The effects of systemic steroids on glucose metabolism are multifactorial and still not completely understood. The main mechanisms include increased glucose production via hepatic gluconeogenesis and glycogenolysis, and more insulin resistance by reducing peripheral uptake at adipose and muscle level via inhibition of GLUT4 translocation [24,25]. The acute effects of steroids are more distinct on glucose tolerance than is long-term use, and there is more risk of acute events of hyperglycemia like DKA [25]. Also, the pre-exposure status of patients with impaired glucose tolerance, especially those with high-risk factors of diabetes, is more pronounced to new-onset steroid-induced diabetes in such patients [3].

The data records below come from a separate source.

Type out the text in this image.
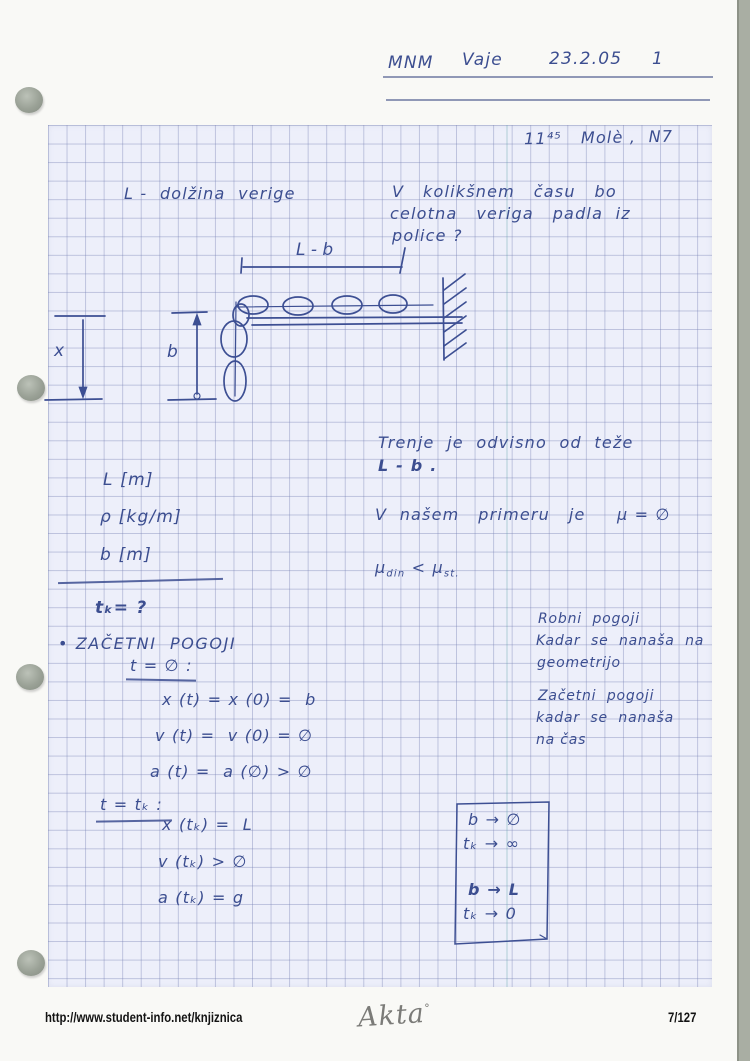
MNM Vaje	23.2.05 1
11⁴⁵   Molè ,  N7
L -  dolžina  verige	V   kolikšnem   času   bo
celotna   veriga   padla  iz
police ?
L - b
x	b
Trenje  je  odvisno  od  teže
L - b .
V  našem   primeru   je     μ = ∅
$\mu_{din} < \mu_{st.}$
L [m]
ρ [kg/m]
b [m]
tₖ= ?
• ZAČETNI  POGOJI
t = ∅ :
x (t) = x (0) =  b
v (t) =  v (0) = ∅
a (t) =  a (∅) > ∅
Robni  pogoji
Kadar  se  nanaša  na
geometrijo
Začetni  pogoji
kadar  se  nanaša
na čas
t = tₖ :
x (tₖ) =  L
v (tₖ) > ∅
a (tₖ) = g
b → ∅
tₖ → ∞
b → L
tₖ → 0
http://www.student-info.net/knjiznica	Akta°
7/127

Our patient had been on low-dose corticosteroid therapy as she was persistently ITP. During those times she developed steroid adverse effects (oral thrush, most likely candida infection) and stopped taking the medication. She started to have symptoms of hyperglycemia and was incidentally discovered in the ER to have diabetes with acute ITP. She was stable and non-critical, with uncontrolled hyperglycemia, so she was started on basal and sliding-scale insulin. Although she received a single dose of pulsed steroids, she developed acute DKA. Symptoms of hyperglycemia and elevated HbA1c means that the patient had previously experienced long periods of hyperglycemia for at least 3 months. Although she did not have a significant family history of diabetes, confounding factors of obesity, genetics, and environmental factors may have played a role, along with the previous long-term use of steroids at her initial presentation of diabetes, which might have been triggered by the steroid therapy.

Poor pre-discharge counseling about possible adverse effects of steroids in a patient receiving steroids for the first time, in addition to poor follow-up from the primary physician while a patient is on long-term steroids as an outpatient, are important factors that contribute to adverse effects of steroids, demonstrating the need for more patient-centered care. Early detection and rapid intense management are crucial in acute DKA, especially in such a patient who needs close observation, as the rapid deterioration in this case happened in a matter of hours to days.

Conclusions

Steroids-induced hyperglycemia is quite common. Our case report emphasizes that DKA can be triggered by steroid therapy and extra attention is needed when steroids are initiated for ITP or chronic disorders. Patients with high-risk factors of diabetes, including obesity, family history of diabetes, chronic use of steroids, prediabetes, and other factors, should be even more concerning. Early detection and treatment can prevent further morbidity and mortality due to DKA.